The present generation actors always struggling to find the right script and give a true hit film to his fans, Vijay Antony has been improving in the industry with every film, irrespective hits and flops. It is worth noticing, how a dead pan actor like Vijay Antony is selecting films. Unlike his peers, he doesn’t remain within the confines of his hard earned image. In Bethaludu playing the soft teacher, revenge seeking Sharma and software family person, a dead pan actor like Vijay Antony just makes you feel just like you are watching the showreel of Vijay Antony in different getups. Arundathi Nair, who plays a housewife in the film, has does decent job at the start and later slumped along with the script. Y G Mahendran, Meera Krishnan and Aadukalam Murugadoss wasted in their short and simple roles.
Bethaludu is largely inspired by Sujatha Rangarajan’s novel “Aaah” (1992), which tackles hypnotism – VDHL – Split Personality – Auditory Hallucinations – Reincarnations points in a single story-line.
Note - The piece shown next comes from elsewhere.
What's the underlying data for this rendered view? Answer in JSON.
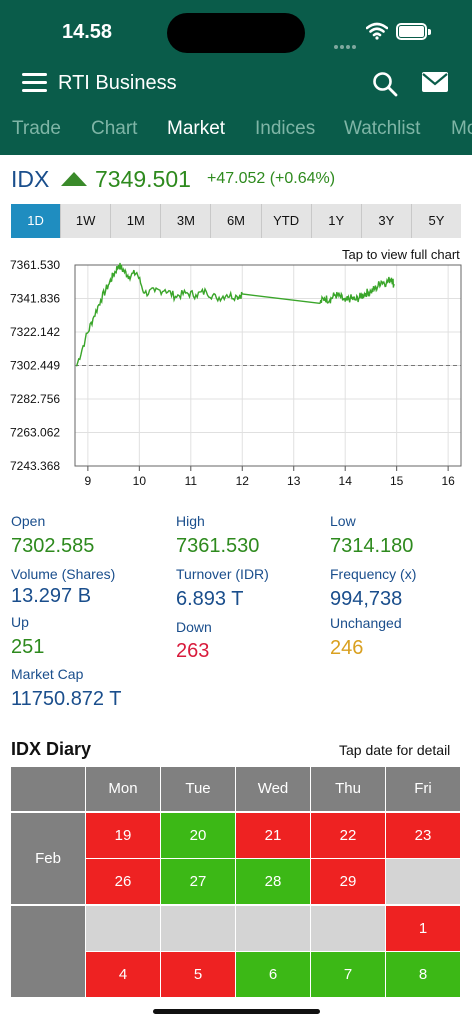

In cinematic terms it’s a very amateurish kind of attempt made on “unconquered revenge” being showcased in a present society. And its first few consequences itself give you a precise idea about how the subject is going to be tackled by the director in the later reels. So, the film is neither able to connect with the audience, right from its first frame nor its capable enough of giving any kind of message to the viewers about the illegal drug testing. The script keeps jumping from one point to another ignoring its basic element called ‘Continuation.’ The characters go through such a simple character jumps that the viewer feels confused about film’s basic plotline. Particularly the romance between the lead couple seem to be very unrealistic and deliberate which brings down the whole spirit of the movie drastically. (Another point, a sole driven by revenge and high end emotion is able to forgive the revenge and move on, then the love strong that he should have been regress from his original action. Which doesn’t even happen.) In short, there is nothing in the film which is able to support its otherwise interesting subject. Even the characters are so weak that the veteran actors such as Charuhaasan, Y G Mahendran look like fresh entrants in the field. And not every person who knows about framing should become a director, any good cinematographer could understand a symmetry and 1/3rd rule. So as a director we expect someone to have command over script and the final output.
Musically, Vijay Antony uses only a few songs to set the right mood. The cinematography Pradeep Kalipurayath and the background score of the film taking you into the thrilling ambiance. Editing by Veera Senthil Raj is not convincing enough, this theme required much more thematic cuts with a basic rhythm. But it ends up as a mere cut paste job.
Basically, a schizophrenic patient (a fancy term given for suicidal tendencies) would be going through deeper levels of depression and in the film Dinesh never exhibits this kind of deep hurted emotions throughout his introduction. Somehow even the reputed physiologist fails to touch such a point. This is just an example about amateurishly this script was written. When you are adapting a novel you must be more careful and imaginative as well. But the film underwhelming overwhelms a viewer throughout the film. To sum up, Bethaludu – could have been a good one on one session with a reputed physiologist facing our fears and understanding our troubles, but its ends up being a bore fest.